Performance Benchmarks

Review the performance metrics on Kafka clusters with Arm-based processors, replication factor set to 3, and the producer configuration parameter acks set to 1.

Broker Configuration Partitions Maximum Producer Throughput Maximum Consumer Throughput Latency
3 brokers, each with the following configuration:
  • 2 A1 OCPU
  • 12 GB Memory
  • 200 GB Block Storage
  • 10 VPU
1000 161.21 MB per second 394.38 MB per second 50.70 ms
3 brokers, each with the following configuration:
  • 12 A1 OCPU
  • 72 GB Memory
  • 300 GB Block Storage
  • 10 VPU
2000 368.76 MB per second 678.39 MB per second 27.79 ms
3 brokers, each with the following configuration:
  • 20 AI OCPU
  • 120 GB Memory
  • 500 GB Block Storage
  • 10 VPU
2000 505.13 MB per second 710.82 MB per second 21.11 ms
18 brokers, each with the following configuration:
  • 2 AI OCPU
  • 12 GB Memory
  • 300 GB Block Storage
  • 10 VPU
2000 379.39 MB per second 690.27 MB per second 80.18 ms
18 brokers, each with the following configuration:
  • 12 AI OCPU
  • 72 GB Memory
  • 500 GB Block Storage
  • 10 VPU
4000 788.73 MB per second 998.11 MB per second 74.53 ms
18 brokers, each with the following configuration:
  • 20 AI OCPU
  • 120 GB Memory
  • 1000 GB Block Storage
  • 10 VPU
4000 1.08 GB per second 1.15 GB per second 71.29 ms
30 brokers, each with the following configuration:
  • 2 AI OCPU
  • 12 GB Memory
  • 300 GB Block Storage
  • 10 VPU
4000 617.60 MB per second 1.02 GB per second 98.27 ms
30 brokers, each with the following configuration:
  • 12 AI OCPU
  • 72 GB Memory
  • 500 GB Block Storage
  • 10 VPU
6000 1.65 GB per second 1.34 GB per second 65.81 ms
30 brokers, each with the following configuration:
  • 20 AI OCPU
  • 120 GB Memory
  • 1000 GB Block Storage
  • 10 VPU
6000 2.41 GB per second 2.09 GB per second 56.82 ms

The performance metrics depend on several factors and improvements in one configuration could lead to trade offs in others.

For example, throughput numbers vary depending on factors such as message size, compression type, batch size, and linger.ms.
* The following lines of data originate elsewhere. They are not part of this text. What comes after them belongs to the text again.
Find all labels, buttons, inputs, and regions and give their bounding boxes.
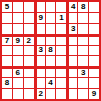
cell-r4c3[interactable]: 2 [24, 35, 34, 45]
cell-r3c1[interactable] [2, 24, 12, 34]
cell-r5c4[interactable]: 3 [35, 46, 45, 56]
cell-r5c9[interactable] [89, 46, 99, 56]
cell-r3c7[interactable]: 3 [67, 24, 77, 34]
cell-r1c4[interactable] [35, 2, 45, 12]
cell-r8c8[interactable] [78, 78, 88, 88]
cell-r1c9[interactable] [89, 2, 99, 12]
cell-r5c6[interactable] [56, 46, 66, 56]
cell-r8c1[interactable]: 8 [2, 78, 12, 88]
cell-r7c4[interactable] [35, 67, 45, 77]
cell-r2c2[interactable] [13, 13, 23, 23]
cell-r1c7[interactable]: 4 [67, 2, 77, 12]
cell-r6c6[interactable] [56, 56, 66, 66]
cell-r5c3[interactable] [24, 46, 34, 56]
cell-r6c2[interactable] [13, 56, 23, 66]
cell-r7c7[interactable] [67, 67, 77, 77]
cell-r1c3[interactable] [24, 2, 34, 12]
cell-r4c6[interactable] [56, 35, 66, 45]
cell-r2c4[interactable]: 9 [35, 13, 45, 23]
cell-r6c4[interactable] [35, 56, 45, 66]
cell-r7c2[interactable]: 6 [13, 67, 23, 77]
cell-r2c3[interactable] [24, 13, 34, 23]
cell-r5c7[interactable] [67, 46, 77, 56]
cell-r3c9[interactable] [89, 24, 99, 34]
cell-r3c8[interactable] [78, 24, 88, 34]
cell-r9c6[interactable] [56, 89, 66, 99]
cell-r7c3[interactable] [24, 67, 34, 77]
cell-r4c5[interactable] [46, 35, 56, 45]
cell-r8c9[interactable] [89, 78, 99, 88]
cell-r6c5[interactable] [46, 56, 56, 66]
cell-r4c8[interactable] [78, 35, 88, 45]
cell-r8c5[interactable]: 4 [46, 78, 56, 88]
cell-r2c6[interactable]: 1 [56, 13, 66, 23]
cell-r6c9[interactable] [89, 56, 99, 66]
cell-r1c2[interactable] [13, 2, 23, 12]
cell-r6c7[interactable] [67, 56, 77, 66]
cell-r3c4[interactable] [35, 24, 45, 34]
cell-r5c2[interactable] [13, 46, 23, 56]
cell-r6c3[interactable] [24, 56, 34, 66]
cell-r9c8[interactable] [78, 89, 88, 99]
sudoku-board: 54891379238638429 [0, 0, 101, 101]
cell-r9c3[interactable] [24, 89, 34, 99]
cell-r9c7[interactable] [67, 89, 77, 99]
cell-r4c1[interactable]: 7 [2, 35, 12, 45]
cell-r4c2[interactable]: 9 [13, 35, 23, 45]
cell-r5c8[interactable] [78, 46, 88, 56]
cell-r9c4[interactable]: 2 [35, 89, 45, 99]
cell-r2c8[interactable] [78, 13, 88, 23]
cell-r9c1[interactable] [2, 89, 12, 99]
cell-r8c4[interactable] [35, 78, 45, 88]
cell-r3c6[interactable] [56, 24, 66, 34]
cell-r2c7[interactable] [67, 13, 77, 23]
cell-r8c2[interactable] [13, 78, 23, 88]
cell-r4c7[interactable] [67, 35, 77, 45]
cell-r1c8[interactable]: 8 [78, 2, 88, 12]
cell-r2c9[interactable] [89, 13, 99, 23]
cell-r7c6[interactable] [56, 67, 66, 77]
cell-r1c1[interactable]: 5 [2, 2, 12, 12]
cell-r8c6[interactable] [56, 78, 66, 88]
cell-r9c2[interactable] [13, 89, 23, 99]
cell-r6c1[interactable] [2, 56, 12, 66]
cell-r5c1[interactable] [2, 46, 12, 56]
cell-r3c5[interactable] [46, 24, 56, 34]
cell-r3c3[interactable] [24, 24, 34, 34]
cell-r1c5[interactable] [46, 2, 56, 12]
cell-r9c5[interactable] [46, 89, 56, 99]
cell-r4c9[interactable] [89, 35, 99, 45]
cell-r2c1[interactable] [2, 13, 12, 23]
cell-r1c6[interactable] [56, 2, 66, 12]
cell-r6c8[interactable] [78, 56, 88, 66]
cell-r7c8[interactable]: 3 [78, 67, 88, 77]
cell-r3c2[interactable] [13, 24, 23, 34]
cell-r7c9[interactable] [89, 67, 99, 77]
cell-r8c7[interactable] [67, 78, 77, 88]
cell-r5c5[interactable]: 8 [46, 46, 56, 56]
cell-r8c3[interactable] [24, 78, 34, 88]
cell-r7c5[interactable] [46, 67, 56, 77]
cell-r7c1[interactable] [2, 67, 12, 77]
cell-r2c5[interactable] [46, 13, 56, 23]
cell-r9c9[interactable]: 9 [89, 89, 99, 99]
cell-r4c4[interactable] [35, 35, 45, 45]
A higher batch size can increase throughput, but can also lead to higher latency.

Increasing the number of partitions typically improves throughput and enhances producer performance. However, it also increases the resource usage of producers and consumers and introduces more metadata overhead. This can slow down leader election and in-sync replica (ISR) management, potentially increasing the latency of produce and fetch requests.

You must tune the parameters based on the requirements.

  • To optimize for lower latency, reduce batch.size and linger.ms, and avoid heavy compression.
  • To maximize throughput, increase batch.size, enable compression, and use more partitions and brokers to scale horizontally.

Always monitor latency and throughput metrics closely and tune the cluster iteratively based on real-world workload patterns.

Migrate

You can migrate data from an self-managed Apache Kafka cluster to an OCI Streaming with Apache Kafka cluster.

The recommended solution for this migration use case is to create a MirrorMaker 2.0 connector in a Connect cluster.

Following is a sample client.properties configuration:
security.protocol=SASL_SSL
sasl.mechanism=SCRAM-SHA-512
ssl.truststore.location=</path/to/truststore.jks>
ssl.truststore.password=<truststore-password>
sasl.jaas.config=org.apache.kafka.common.security.scram.ScramLoginModule required username="<username>" password="<password>";